Saved 400, got Rs 500
For saving some 400 lives on the fateful night of the 26/11 terror attacks, Bablu Kumar Deepak, a railway announcer at the out-station train section of CST, was awarded an amount so meager that he even does not want to talk about it, reports Naziya Alvi.mumbai Updated: Nov 21, 2009 00:51 IST
For saving some 400 lives on the fateful night of the 26/11 terror attacks, Bablu Kumar Deepak, a railway announcer at the out-station train section of Chhatrapati Shivaji Terminus (CST), was awarded an amount so meager that he even does not want to talk about it.

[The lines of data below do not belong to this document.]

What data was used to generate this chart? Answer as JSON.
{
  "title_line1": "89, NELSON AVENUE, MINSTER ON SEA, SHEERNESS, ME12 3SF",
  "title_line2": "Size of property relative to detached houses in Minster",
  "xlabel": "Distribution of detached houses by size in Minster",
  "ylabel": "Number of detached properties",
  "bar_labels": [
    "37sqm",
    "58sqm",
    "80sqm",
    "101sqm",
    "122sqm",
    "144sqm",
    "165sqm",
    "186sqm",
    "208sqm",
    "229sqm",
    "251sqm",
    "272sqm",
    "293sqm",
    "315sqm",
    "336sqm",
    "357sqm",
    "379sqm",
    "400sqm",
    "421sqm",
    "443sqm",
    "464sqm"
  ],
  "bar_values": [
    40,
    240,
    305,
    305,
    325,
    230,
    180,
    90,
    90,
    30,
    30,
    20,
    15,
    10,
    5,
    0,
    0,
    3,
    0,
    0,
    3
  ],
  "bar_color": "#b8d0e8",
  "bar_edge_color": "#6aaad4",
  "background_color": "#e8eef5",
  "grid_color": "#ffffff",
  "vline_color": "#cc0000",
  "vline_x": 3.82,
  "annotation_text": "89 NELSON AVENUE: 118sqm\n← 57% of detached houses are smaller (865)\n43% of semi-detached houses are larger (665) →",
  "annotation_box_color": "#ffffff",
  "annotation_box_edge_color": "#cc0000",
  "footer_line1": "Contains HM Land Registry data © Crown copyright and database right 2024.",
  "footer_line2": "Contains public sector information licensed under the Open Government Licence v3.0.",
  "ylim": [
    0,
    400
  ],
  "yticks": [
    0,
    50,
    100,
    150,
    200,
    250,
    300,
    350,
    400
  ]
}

“I did my job. I feel satisfied,” said the 33-year-old railway employee from Bihar as he sat in the announcement room beside Vishnu Datta Ram Zende, who received Rs 10 lakh for the same act. “I wish his (Deepak’s) act was recognised in a better way,” said Zende, who shot to fame for making the prompt announcements.
Deepak was awarded Rs 500 and a certificate on May 7 this year, almost five months after the attack. However, even this recognition did not come easily. Deepak wrote two letters to the authorities dated December 17, 2008, and April 12, 2009, seeking some recognition.
As per the letters, he was on duty on the night of the incident and was sitting alone in the announcement room situated barely a few metres away from the spot where the first grenade was thrown by the two terrorists. Indrani Express from Pune had just arrived on platform number 13 and Deepak was making a general announcement of its arrival. “At around 9.50 pm I heard the grenade blast and then bullet shots. I immediately informed the passengers about the terrorist attack and asked them to run towards the back,” he said.
Deepak then called his colleagues, the other two announcers Vishwas Bhatt and Zende to inform them about the attack. Zende, who was posted on the local line section, had already started making announcements to alert local passengers.
A few minutes later Deepak saw Kasab standing right below his cabin (a glass cabin situated on the first floor). He was loading his gun. “I immediately ran and bolted the door. Then I switched off the lights and hid under the table,” he added.
In the letters Deepak claimed his prompt act saved lives of about 400 passengers on the station’s inter-state terminal.